Vasectomy — The rate of complications is low. You may have some swelling and pain in the scrotum for a few days to several weeks. Sperm granulomas — small, hard inflamed nodules — sometimes develop at the severed ends of the vas deferens. These usually resolve on their own, but surgery may be necessary to eliminate them. Infection and bleeding are infrequent complications.

Tubal ligation — Risks are low, with infection and bleeding the most likely complications. Bleeding is usually the result of injury to a blood vessel during surgery. General anesthesia, if used, carries higher risks than a local anesthetic.

Are there long-term health risks?

Vasectomy — Although the relationships between vasectomy and atherosclerosis (buildup of plaque on artery walls), heart disease and testicular cancer have been a concern in the past, studies now suggest these fears are unfounded. Another concern is increased risk of prostate cancer. Studies to date have been inconclusive. Some research has shown a weak but statistically significant relationship between vasectomy and prostate cancer, but most does not. In 1993, the National Institutes of Health convened a panel of experts to review the published reports. The committee recommended that further research should be conducted, but that changes in current vasectomy practices were not warranted.

Tubal ligation — The long-term effects of sterilization on the menstrual cycle, pelvic pain and later pelvic surgery are controversial.
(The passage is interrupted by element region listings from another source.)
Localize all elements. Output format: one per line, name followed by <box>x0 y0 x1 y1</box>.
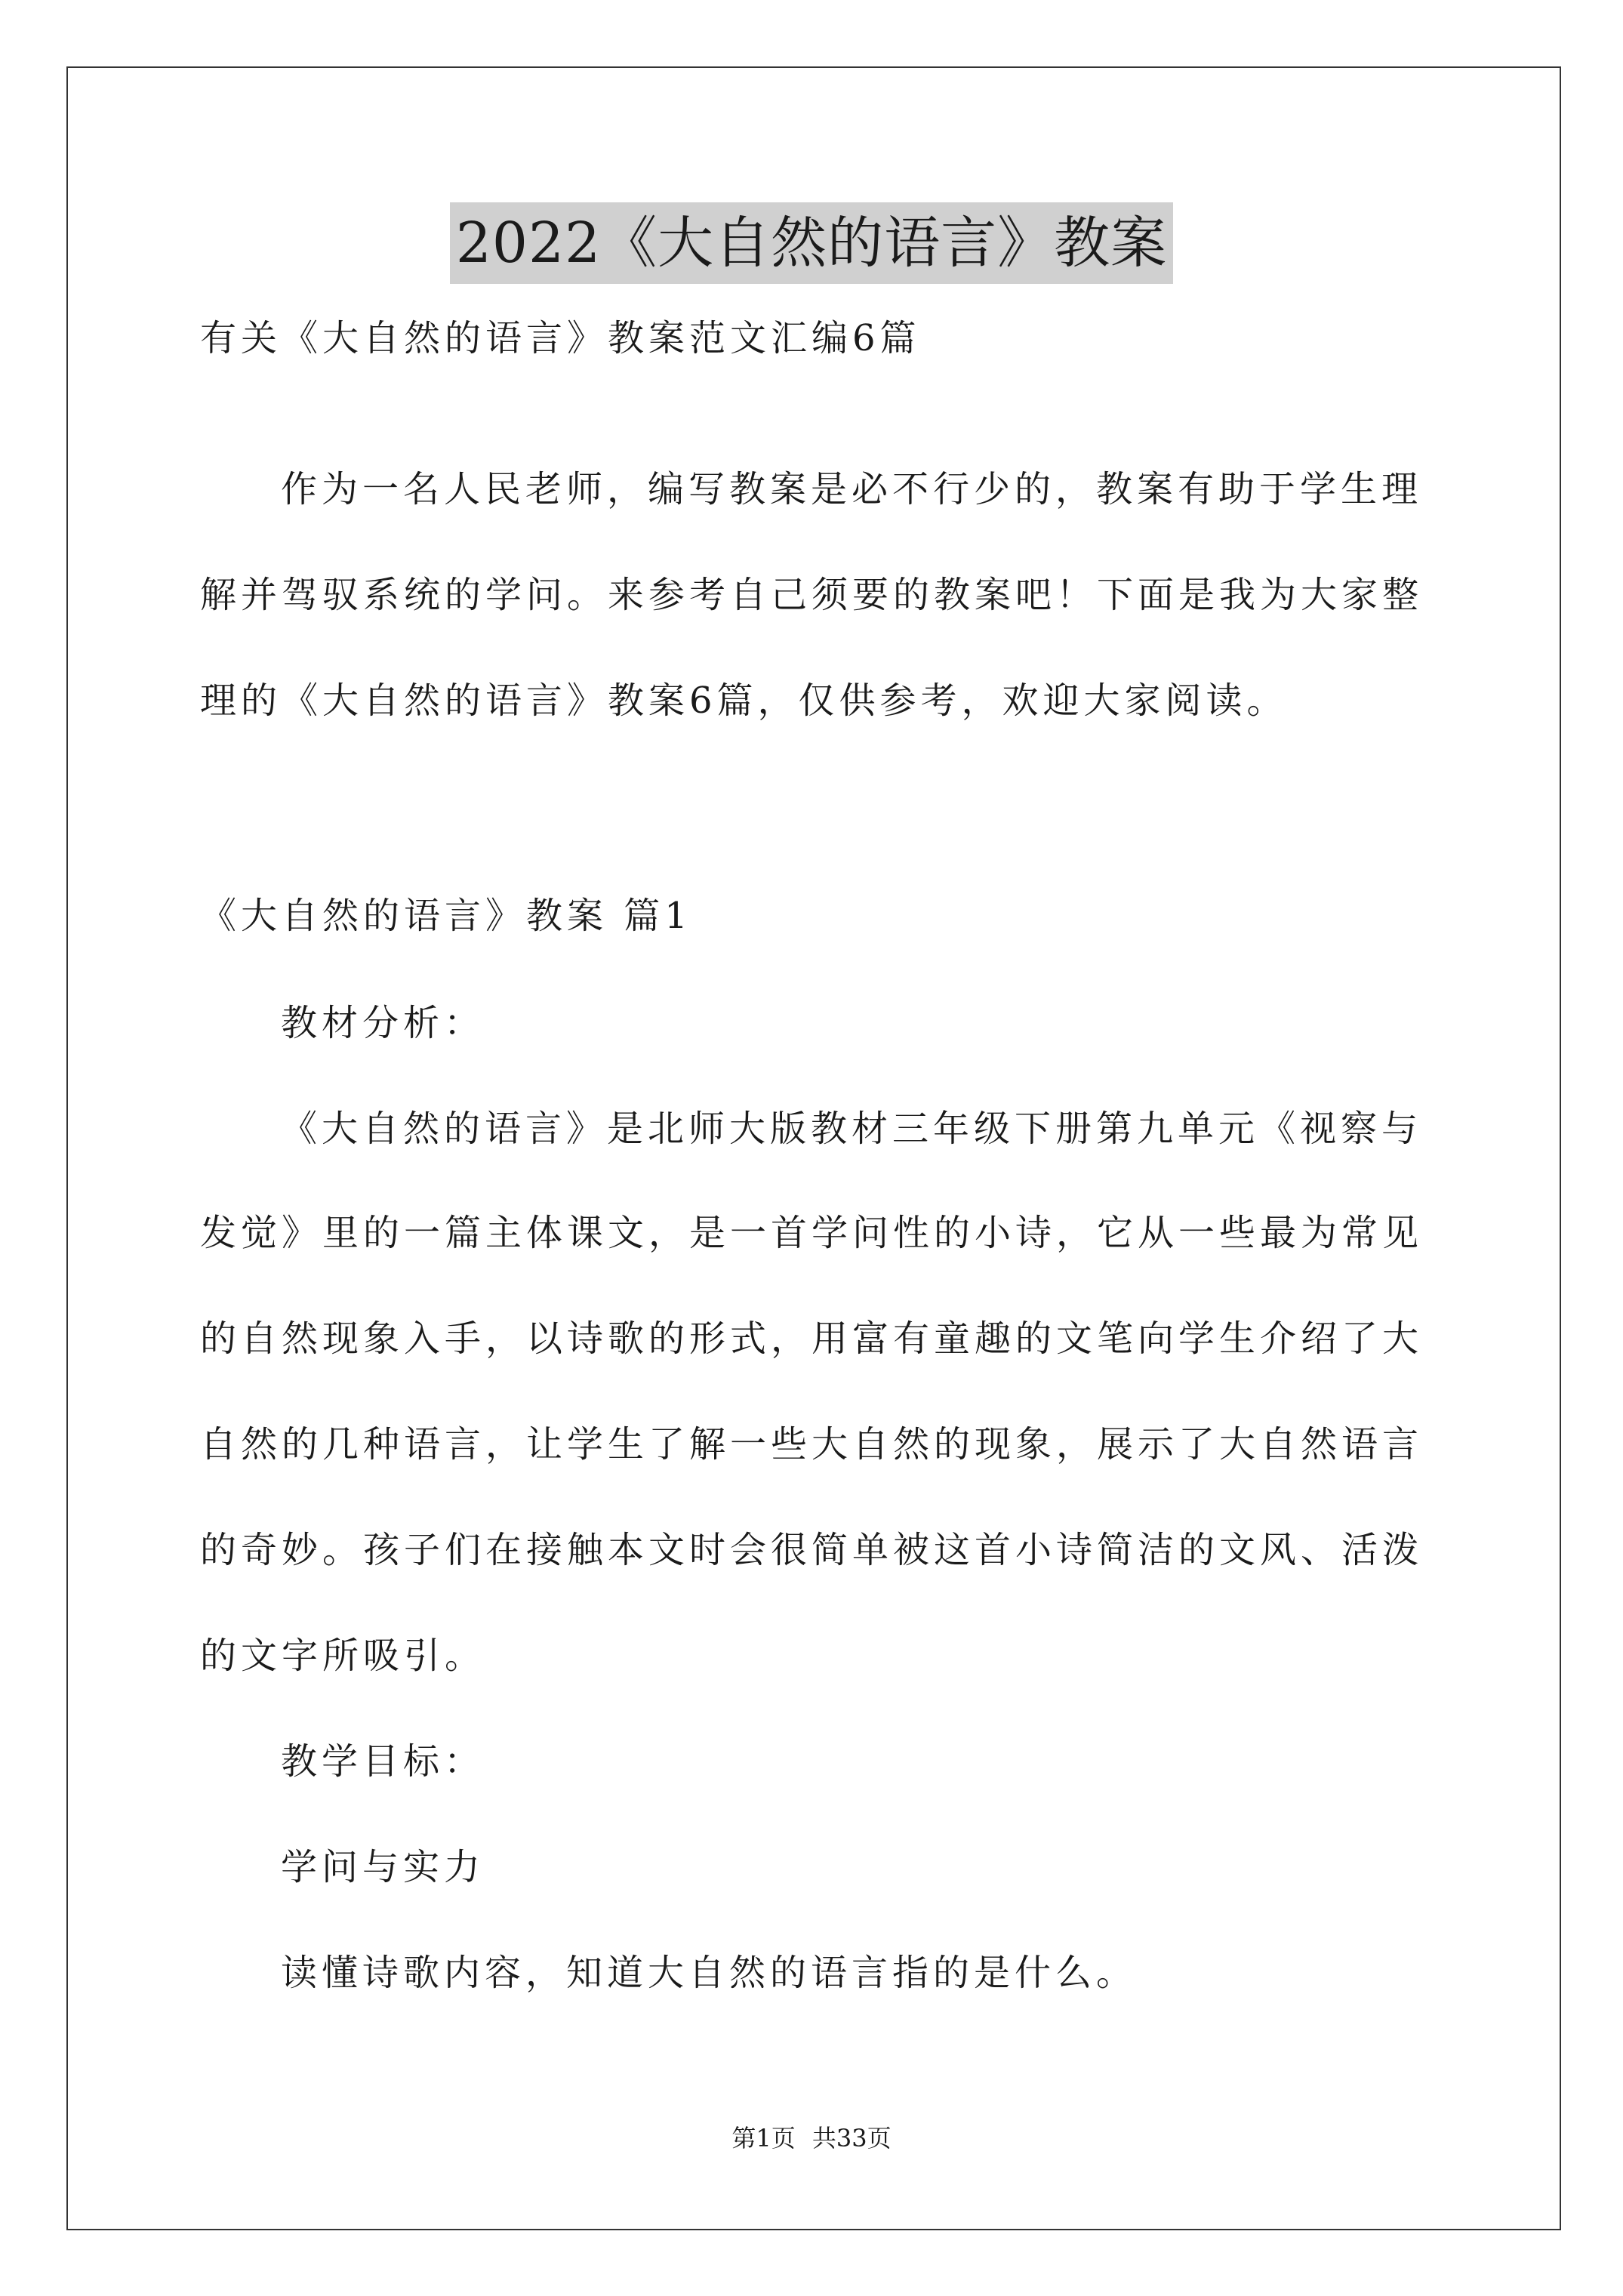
document-subtitle: 有关《大自然的语言》教案范文汇编6篇 <box>200 317 921 359</box>
intro-line-3: 理的《大自然的语言》教案6篇，仅供参考，欢迎大家阅读。 <box>200 680 1288 722</box>
analysis-line-1: 《大自然的语言》是北师大版教材三年级下册第九单元《视察与 <box>281 1108 1423 1150</box>
title-container <box>0 202 1623 284</box>
document-title: 2022《大自然的语言》教案 <box>450 202 1173 284</box>
analysis-line-4: 自然的几种语言，让学生了解一些大自然的现象，展示了大自然语言 <box>200 1423 1424 1465</box>
goals-heading: 教学目标： <box>281 1740 485 1783</box>
analysis-line-3: 的自然现象入手，以诗歌的形式，用富有童趣的文笔向学生介绍了大 <box>200 1318 1424 1360</box>
section-heading: 《大自然的语言》教案 篇1 <box>200 895 692 937</box>
analysis-line-2: 发觉》里的一篇主体课文，是一首学问性的小诗，它从一些最为常见 <box>200 1212 1424 1254</box>
goals-subheading: 学问与实力 <box>281 1846 485 1888</box>
analysis-heading: 教材分析： <box>281 1002 485 1044</box>
page-total: 共33页 <box>812 2124 892 2153</box>
intro-line-1: 作为一名人民老师，编写教案是必不行少的，教案有助于学生理 <box>281 468 1423 510</box>
goals-item: 读懂诗歌内容，知道大自然的语言指的是什么。 <box>281 1952 1138 1994</box>
page-number: 第1页 <box>731 2124 796 2153</box>
analysis-line-5: 的奇妙。孩子们在接触本文时会很简单被这首小诗简洁的文风、活泼 <box>200 1529 1424 1571</box>
analysis-line-6: 的文字所吸引。 <box>200 1635 486 1677</box>
page-footer <box>0 2123 1623 2153</box>
intro-line-2: 解并驾驭系统的学问。来参考自己须要的教案吧！下面是我为大家整 <box>200 574 1424 616</box>
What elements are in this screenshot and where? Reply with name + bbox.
Although menstrual disturbance had been considered a possible effect of sterilization, recent studies show little or no difference in menstrual cycles in women before and after sterilization, or between sterilized and unsterilized women, according to the American College of Obstetricians and Gynecologists (ACOG). ACOG notes that women sterilized before age 30 are more likely to have a hysterectomy later on.